Saviano vivant dans sa caserne physique et mentale, Battisti subissant un double enfermement, derrière les barreaux et dans sa caricature grimaçante, il n’est pas étonnant que le premier ait fini par retirer, il y a quelques mois, sa signature de soutien au second. Ce qui est plus étonnant, et encourageant, c’est qu’à quelques rares exceptions, il ait été si peu imité.


COMMENTAIRES

 


  • jeudi 26 novembre 2009 à 10h34, par ZeroSpleen

    A Naples, la Camorra se substitue à l’État. Partout où les institutions publiques font preuves de carences - et tout spécifiquement dans le domaine social - la Camorra est présente. Pas de revenu minimum ? Elle fournit des emplois et des revenus substantiels aux familles de la classe populaire. Pas de retraite ? Le système de redistribution est pensé. Aucune cohésion sociale ? Le clan, la famille et le quartier - malgré la financiarisation, la globalisation de l’économie des trafics et l’émergence de cadres intégrés aux milieux des affaires - assure la cohésion sociale.

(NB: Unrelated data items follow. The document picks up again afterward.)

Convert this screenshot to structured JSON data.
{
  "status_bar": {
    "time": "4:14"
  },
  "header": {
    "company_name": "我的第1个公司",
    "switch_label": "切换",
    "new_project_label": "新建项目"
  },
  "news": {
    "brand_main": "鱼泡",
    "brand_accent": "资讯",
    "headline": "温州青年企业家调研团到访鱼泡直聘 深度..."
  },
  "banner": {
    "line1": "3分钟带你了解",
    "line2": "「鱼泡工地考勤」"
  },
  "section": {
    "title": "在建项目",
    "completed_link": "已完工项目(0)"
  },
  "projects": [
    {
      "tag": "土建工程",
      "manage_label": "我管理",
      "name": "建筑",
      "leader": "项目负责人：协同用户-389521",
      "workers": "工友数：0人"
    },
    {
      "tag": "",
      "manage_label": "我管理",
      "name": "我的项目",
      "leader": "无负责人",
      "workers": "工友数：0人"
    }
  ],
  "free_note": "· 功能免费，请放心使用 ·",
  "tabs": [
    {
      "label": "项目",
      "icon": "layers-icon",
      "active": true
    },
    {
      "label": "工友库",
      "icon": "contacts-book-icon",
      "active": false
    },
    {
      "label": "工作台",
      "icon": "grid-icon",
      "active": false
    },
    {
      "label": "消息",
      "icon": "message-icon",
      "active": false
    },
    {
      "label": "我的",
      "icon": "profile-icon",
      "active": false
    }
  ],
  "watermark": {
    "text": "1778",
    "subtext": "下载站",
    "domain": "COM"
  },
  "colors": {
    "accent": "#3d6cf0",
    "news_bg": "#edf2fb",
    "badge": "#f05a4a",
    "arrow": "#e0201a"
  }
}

    Roberto Saviano a travaillé comme journaliste pour le quotidien critique, indépendant, organisé en coopérative, Il Manifesto (qui sort le Monde Diplomatique en Italie). Son engagement n’est pas à remettre en cause, mais n’est-ce pas plutôt son choix naïf d’être édité par la Mondadori, plus grande maison d’édition italienne, dont Silvio Berlusconi est l’actionnaire majoritaire, qui a produit l’image du Saint dans cette société du spectacle et « désubstancialisé » l’œuvre de son caractère social ?

    • jeudi 26 novembre 2009 à 11h10, par Quadruppani

      Bien d’accord avec vous sur le rôle de la Camorra comme Etat-providence de substitution. Mais je ne crois pas que le choix de l’éditeur soit important, en l’occurence : les mécanismes de spectacularisation peuvent se déclencher même avec un petit. Ce qui me laisse perplexe c’est l’espèce de croisade personnelle dans laquelle s’est lancé Saviano alors que la lutte contre les mafias n’a quelques chances d’aboutir que si elle est collective et engage la société au plus profond. Là, on délègue à une espèce de Christ souffrant le rôle de dénonciateur sans que cela ait le moindre effet sur les mécanismes sociaux où les mafias s’enracinent. Encore une fois, cela n’enlève rien au courage et à la sincérité du personnage : ceux qui parlent de bluff publicitaire devraient vivre une semaine la vie qu’il mène.